Kabar menghilangnya bayi mereka yang secara tiba-tiba itu sangat mengejutkan dan membuat Nisa terpukul kalau saja bukan karna bekas operasinya yang belum kering mungkin Nisa lah yang akan paling duluan berlari mencari anaknya.
"Al!" seru Zidan setelah melihat Alice yang tengah berbicara dengan seorang petugas rumah sakit dengan wajah cemas.
" Bang zidan, Mbak Adel!" seru Alice melambaikan tangannya agar terlihat oleh zidan dan Adel juga Alan yang setia mengikuti mereka di belakang.
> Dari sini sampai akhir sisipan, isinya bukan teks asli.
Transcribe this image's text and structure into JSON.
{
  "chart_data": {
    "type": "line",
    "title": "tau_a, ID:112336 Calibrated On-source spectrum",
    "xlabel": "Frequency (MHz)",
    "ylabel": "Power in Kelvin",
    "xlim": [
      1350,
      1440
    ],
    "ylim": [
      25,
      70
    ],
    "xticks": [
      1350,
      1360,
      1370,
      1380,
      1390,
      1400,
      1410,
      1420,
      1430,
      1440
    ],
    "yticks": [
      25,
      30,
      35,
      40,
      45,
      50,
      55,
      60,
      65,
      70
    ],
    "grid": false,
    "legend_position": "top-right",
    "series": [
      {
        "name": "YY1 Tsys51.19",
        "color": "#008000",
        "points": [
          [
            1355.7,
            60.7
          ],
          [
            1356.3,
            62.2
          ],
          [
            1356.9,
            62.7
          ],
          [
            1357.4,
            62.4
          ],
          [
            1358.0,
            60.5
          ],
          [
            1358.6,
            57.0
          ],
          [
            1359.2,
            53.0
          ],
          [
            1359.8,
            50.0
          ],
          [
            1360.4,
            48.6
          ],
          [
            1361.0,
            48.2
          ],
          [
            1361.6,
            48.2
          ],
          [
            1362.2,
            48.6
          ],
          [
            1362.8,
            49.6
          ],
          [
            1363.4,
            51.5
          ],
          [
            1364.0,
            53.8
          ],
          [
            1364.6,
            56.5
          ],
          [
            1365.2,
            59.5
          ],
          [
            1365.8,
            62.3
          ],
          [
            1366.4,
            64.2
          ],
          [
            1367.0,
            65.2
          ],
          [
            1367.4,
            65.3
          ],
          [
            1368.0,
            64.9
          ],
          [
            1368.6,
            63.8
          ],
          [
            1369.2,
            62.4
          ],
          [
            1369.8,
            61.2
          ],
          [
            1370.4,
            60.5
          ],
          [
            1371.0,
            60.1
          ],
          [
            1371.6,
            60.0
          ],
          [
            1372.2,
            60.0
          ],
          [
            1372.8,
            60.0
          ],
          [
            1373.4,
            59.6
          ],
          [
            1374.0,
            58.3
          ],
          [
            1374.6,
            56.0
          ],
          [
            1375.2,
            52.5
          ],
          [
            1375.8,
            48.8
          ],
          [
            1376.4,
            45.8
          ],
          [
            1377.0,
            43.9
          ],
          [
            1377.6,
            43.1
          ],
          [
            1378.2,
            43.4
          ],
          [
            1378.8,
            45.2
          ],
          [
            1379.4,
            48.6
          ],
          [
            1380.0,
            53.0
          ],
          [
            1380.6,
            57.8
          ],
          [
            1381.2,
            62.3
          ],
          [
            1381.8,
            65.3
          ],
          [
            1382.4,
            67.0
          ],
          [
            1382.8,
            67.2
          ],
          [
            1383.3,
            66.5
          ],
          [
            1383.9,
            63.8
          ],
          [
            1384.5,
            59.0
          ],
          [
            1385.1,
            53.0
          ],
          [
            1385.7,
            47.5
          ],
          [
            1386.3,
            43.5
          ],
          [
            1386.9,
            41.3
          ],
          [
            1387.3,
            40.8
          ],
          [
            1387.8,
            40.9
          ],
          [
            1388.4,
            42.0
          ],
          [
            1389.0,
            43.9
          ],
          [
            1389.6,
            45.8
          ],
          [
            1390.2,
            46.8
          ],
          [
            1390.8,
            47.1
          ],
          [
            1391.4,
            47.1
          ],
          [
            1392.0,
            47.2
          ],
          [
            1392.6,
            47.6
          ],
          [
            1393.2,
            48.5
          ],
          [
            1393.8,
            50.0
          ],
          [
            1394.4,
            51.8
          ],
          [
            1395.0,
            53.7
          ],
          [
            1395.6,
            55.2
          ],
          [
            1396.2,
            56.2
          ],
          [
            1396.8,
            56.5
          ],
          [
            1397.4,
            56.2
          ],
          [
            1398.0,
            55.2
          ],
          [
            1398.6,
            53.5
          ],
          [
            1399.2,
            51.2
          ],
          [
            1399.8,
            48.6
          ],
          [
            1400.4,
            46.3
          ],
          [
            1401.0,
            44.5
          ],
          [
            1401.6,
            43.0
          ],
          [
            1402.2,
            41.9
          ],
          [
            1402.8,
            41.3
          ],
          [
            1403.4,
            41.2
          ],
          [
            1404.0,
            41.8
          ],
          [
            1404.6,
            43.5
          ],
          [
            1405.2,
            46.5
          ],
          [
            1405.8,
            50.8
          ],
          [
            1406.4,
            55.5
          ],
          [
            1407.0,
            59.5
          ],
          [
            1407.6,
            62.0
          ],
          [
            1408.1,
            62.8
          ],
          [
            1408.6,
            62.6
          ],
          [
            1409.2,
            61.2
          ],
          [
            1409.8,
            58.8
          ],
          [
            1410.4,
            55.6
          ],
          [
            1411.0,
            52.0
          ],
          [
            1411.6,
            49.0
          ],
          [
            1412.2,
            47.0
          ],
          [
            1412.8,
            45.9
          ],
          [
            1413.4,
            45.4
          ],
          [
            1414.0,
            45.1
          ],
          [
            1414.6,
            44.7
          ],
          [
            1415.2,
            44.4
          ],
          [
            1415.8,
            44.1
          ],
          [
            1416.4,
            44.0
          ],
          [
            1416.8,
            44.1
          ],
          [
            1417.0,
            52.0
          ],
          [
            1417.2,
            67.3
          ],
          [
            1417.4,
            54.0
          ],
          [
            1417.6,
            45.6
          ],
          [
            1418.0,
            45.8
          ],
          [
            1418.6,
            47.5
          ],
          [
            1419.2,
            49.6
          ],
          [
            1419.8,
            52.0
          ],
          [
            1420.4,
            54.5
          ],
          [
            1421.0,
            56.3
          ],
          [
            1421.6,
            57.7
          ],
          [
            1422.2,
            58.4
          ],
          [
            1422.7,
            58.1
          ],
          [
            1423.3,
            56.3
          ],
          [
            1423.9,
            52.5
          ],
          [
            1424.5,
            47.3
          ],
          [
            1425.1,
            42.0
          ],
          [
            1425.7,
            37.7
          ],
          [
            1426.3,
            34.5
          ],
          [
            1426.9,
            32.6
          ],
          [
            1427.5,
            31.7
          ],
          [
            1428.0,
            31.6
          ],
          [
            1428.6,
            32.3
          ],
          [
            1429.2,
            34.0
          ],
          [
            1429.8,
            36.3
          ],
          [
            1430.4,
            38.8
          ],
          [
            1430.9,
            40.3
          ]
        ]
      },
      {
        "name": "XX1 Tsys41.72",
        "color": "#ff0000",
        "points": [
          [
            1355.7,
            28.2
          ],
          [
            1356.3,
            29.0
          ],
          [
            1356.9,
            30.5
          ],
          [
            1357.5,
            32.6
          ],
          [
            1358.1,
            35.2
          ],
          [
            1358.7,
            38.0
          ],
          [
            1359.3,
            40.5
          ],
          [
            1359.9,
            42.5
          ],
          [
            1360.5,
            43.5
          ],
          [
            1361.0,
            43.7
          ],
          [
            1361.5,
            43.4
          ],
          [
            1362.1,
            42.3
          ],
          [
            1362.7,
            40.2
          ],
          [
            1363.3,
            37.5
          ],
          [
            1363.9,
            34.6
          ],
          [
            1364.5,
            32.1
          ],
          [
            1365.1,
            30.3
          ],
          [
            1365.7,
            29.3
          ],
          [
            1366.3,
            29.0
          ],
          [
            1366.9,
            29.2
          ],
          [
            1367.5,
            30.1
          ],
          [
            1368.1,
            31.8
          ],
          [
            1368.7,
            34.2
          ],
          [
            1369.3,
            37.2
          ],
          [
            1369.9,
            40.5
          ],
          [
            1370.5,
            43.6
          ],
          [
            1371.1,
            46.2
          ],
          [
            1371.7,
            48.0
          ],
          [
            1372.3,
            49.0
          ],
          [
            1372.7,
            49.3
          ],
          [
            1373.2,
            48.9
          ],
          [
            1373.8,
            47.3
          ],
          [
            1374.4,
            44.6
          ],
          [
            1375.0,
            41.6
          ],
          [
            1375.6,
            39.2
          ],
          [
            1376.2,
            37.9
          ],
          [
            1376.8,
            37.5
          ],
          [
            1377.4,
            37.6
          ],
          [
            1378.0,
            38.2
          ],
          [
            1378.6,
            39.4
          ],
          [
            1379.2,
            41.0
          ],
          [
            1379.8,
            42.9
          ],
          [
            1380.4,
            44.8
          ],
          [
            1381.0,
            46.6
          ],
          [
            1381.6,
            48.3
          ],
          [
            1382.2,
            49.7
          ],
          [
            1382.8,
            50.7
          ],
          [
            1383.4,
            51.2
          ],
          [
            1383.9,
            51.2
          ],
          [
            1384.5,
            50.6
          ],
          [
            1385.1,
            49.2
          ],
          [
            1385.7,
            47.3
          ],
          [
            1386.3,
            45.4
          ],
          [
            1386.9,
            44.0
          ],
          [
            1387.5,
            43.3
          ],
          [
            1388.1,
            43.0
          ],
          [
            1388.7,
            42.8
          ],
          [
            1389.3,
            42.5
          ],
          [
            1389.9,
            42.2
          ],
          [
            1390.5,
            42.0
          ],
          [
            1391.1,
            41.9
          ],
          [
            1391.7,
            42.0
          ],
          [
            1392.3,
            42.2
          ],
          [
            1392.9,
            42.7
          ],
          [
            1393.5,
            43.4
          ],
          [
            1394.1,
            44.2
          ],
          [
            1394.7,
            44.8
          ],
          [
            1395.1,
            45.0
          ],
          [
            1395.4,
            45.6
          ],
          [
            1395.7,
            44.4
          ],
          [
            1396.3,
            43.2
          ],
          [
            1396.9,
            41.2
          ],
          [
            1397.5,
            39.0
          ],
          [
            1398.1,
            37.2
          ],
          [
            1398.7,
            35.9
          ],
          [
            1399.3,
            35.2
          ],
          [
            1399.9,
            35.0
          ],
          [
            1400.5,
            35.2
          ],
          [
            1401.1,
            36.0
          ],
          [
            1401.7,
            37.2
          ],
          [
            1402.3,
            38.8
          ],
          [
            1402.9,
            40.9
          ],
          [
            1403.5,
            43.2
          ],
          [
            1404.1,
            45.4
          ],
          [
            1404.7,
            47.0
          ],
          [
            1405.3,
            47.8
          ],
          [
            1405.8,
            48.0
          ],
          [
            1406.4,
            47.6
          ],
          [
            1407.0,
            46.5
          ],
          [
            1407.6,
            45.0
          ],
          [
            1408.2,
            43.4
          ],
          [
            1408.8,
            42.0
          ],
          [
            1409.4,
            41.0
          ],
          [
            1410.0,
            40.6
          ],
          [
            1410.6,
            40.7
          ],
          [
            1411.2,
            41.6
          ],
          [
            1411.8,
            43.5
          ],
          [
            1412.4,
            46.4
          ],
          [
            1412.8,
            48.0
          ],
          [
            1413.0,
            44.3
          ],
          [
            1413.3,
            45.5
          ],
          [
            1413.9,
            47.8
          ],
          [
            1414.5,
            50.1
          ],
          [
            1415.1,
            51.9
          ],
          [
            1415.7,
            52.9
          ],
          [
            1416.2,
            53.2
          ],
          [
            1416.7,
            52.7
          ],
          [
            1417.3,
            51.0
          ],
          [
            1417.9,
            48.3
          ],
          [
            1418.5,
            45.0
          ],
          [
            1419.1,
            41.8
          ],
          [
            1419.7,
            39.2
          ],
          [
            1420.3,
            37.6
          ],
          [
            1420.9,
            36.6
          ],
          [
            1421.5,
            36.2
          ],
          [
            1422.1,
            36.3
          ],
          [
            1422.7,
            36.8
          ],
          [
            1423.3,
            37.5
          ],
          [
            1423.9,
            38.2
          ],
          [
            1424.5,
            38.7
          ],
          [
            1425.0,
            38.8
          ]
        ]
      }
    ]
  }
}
"Bagaimana bisa? Kenapa bayi sekecil itu bisa hilang? Apa sudah di periksa baik-baik siapa tau ternyata hanya di pindahkan ke inkubator lain oleh suster?" cecar Zidan mengungkapkan segala kemungkinan yang bisa saja terjadi.
"Iya, Dek Al. Nggak mungkin bayi merah begitu bisa tiba-tiba hilang tanpa ada yang memindahkan," desak Adel pula.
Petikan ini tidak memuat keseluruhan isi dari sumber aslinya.